Sedari tadi, sosok itu masih menatap
untuk, sepertinya, menetap. Membayangi setiap gerak dalam diriku. Wajahnya
penuh dengan kebingungan, sesekali ia mengimbangiku tersenyum. Sesekali, ia
mengkerutkan dahi, tanda bahwa ketidakjelasan sedang terjadi. Panggil aku, sunyi,
karena aku terlahir dari keramaian yang begitu sepi.
Aku hendak berkisah, yang ini ada
kaitannya dengan terkasih. Oh tidak…tidak.. jangan paksa aku untuk menceritakan
semua tragedi. Jujur, aku tak ada nyali. Aku hanya inggin berbagi sepenggalan
peristiwa yang menurutku, membuatku berbelok tujuan, mencintai sepi.
Seorang teman sebayaku pernah
berbincang membersamaiku hingga jatuh menuju kelarutan malam. Di hitamnya
langit, aku heran, kenapa manusia begitu bersemangat menimbun harta dengan
segala cara, senang dengan peristiwa terang. Aku tak mengerti, aku tak begitu
paham mereka. Yang jelas, tak ada malam yang terlalu larut, bagiku. Sama halnya
dengan teman sebayaku ini, ia begitu kuat menatap ku dan menceritakan
pengalamannya kepadaku. Sedang aku hanya bisa mendengarkan dengan terkadang
berekspresi bosan.
“Apa tujuanmu bercerita? Kamu sudah
paham raut wajahku menandakan kebosanan, kan?”
“Ah biarkan, aku hanya suka
berbicara. Walau tanda didengar.”
“Dan kamu bahagia?”
“Alasan apa yang membangkitkan
sedihku?”
“Tak dihiraukan?”
“Bukan. Maksudku, bukan masalahku”
“Maksudnya, bagaimana?”
“Tanggungjawabku adalah hidupku.”
“Dan hidupmu terikat pada status
sosial.”
“Dan status sosial tak bisa mendikte
ku.”
“Dan artinya kamu arogan.”
“Dan jika arogan diartikan pemaksaan
sehingga menciptakan kesepakatan kolektif, maka aku memang arogan.”

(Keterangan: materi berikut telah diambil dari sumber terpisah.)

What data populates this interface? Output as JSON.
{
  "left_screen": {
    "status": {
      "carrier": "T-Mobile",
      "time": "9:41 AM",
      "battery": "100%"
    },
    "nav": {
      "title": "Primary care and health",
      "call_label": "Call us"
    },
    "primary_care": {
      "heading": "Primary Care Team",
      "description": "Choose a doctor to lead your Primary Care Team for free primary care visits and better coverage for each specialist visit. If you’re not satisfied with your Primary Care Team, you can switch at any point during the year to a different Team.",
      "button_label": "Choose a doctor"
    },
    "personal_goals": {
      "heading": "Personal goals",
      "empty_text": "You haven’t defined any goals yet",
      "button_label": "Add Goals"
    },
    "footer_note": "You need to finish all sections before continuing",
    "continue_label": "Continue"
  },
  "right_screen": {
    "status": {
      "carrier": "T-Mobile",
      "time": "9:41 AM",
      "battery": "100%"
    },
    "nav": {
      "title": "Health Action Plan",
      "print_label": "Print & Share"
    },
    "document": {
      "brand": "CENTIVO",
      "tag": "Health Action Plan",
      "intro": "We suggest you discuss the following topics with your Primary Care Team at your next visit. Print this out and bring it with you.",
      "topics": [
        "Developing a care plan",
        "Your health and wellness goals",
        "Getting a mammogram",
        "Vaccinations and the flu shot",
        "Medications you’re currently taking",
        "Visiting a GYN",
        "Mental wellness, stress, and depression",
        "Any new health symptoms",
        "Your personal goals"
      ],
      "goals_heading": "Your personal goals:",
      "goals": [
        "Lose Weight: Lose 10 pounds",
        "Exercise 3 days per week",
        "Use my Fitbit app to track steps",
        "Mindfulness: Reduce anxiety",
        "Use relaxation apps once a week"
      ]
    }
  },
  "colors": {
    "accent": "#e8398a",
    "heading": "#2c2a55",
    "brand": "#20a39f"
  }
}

“Kamu tidak bisa hidup diluar
lingkaran kami.”
“Tidak, kalian yang tidak bisa hidup
dalam lingkaranku.”
“Kenapa kau belokkan?”
“Karena sudah belok sedari awal,
maka aku membelokkan untuk meluruskan.”
“Jangan beranggapan pendapatmu yang
benar.”
“Tidak, pendapatku jelas tidak
benar. Tapi pendapatmu juga jelas belum benar.”
“Jadi mau kamu apa?”
“Pyaarrr” Suara kaca itu tetiba
retak dan pecah.
Sungguh, aku tak mengetahui apa yang
terjadi, rupanya, teman sebayaku tak mau lebih lama mengobrol denganku. Atau,
mungkin saja, ia muak dengan pertentanganku. Sesekali, aku pandangi serpihan
kaca itu dan mengetahui, aku tak akan punya teman lagi.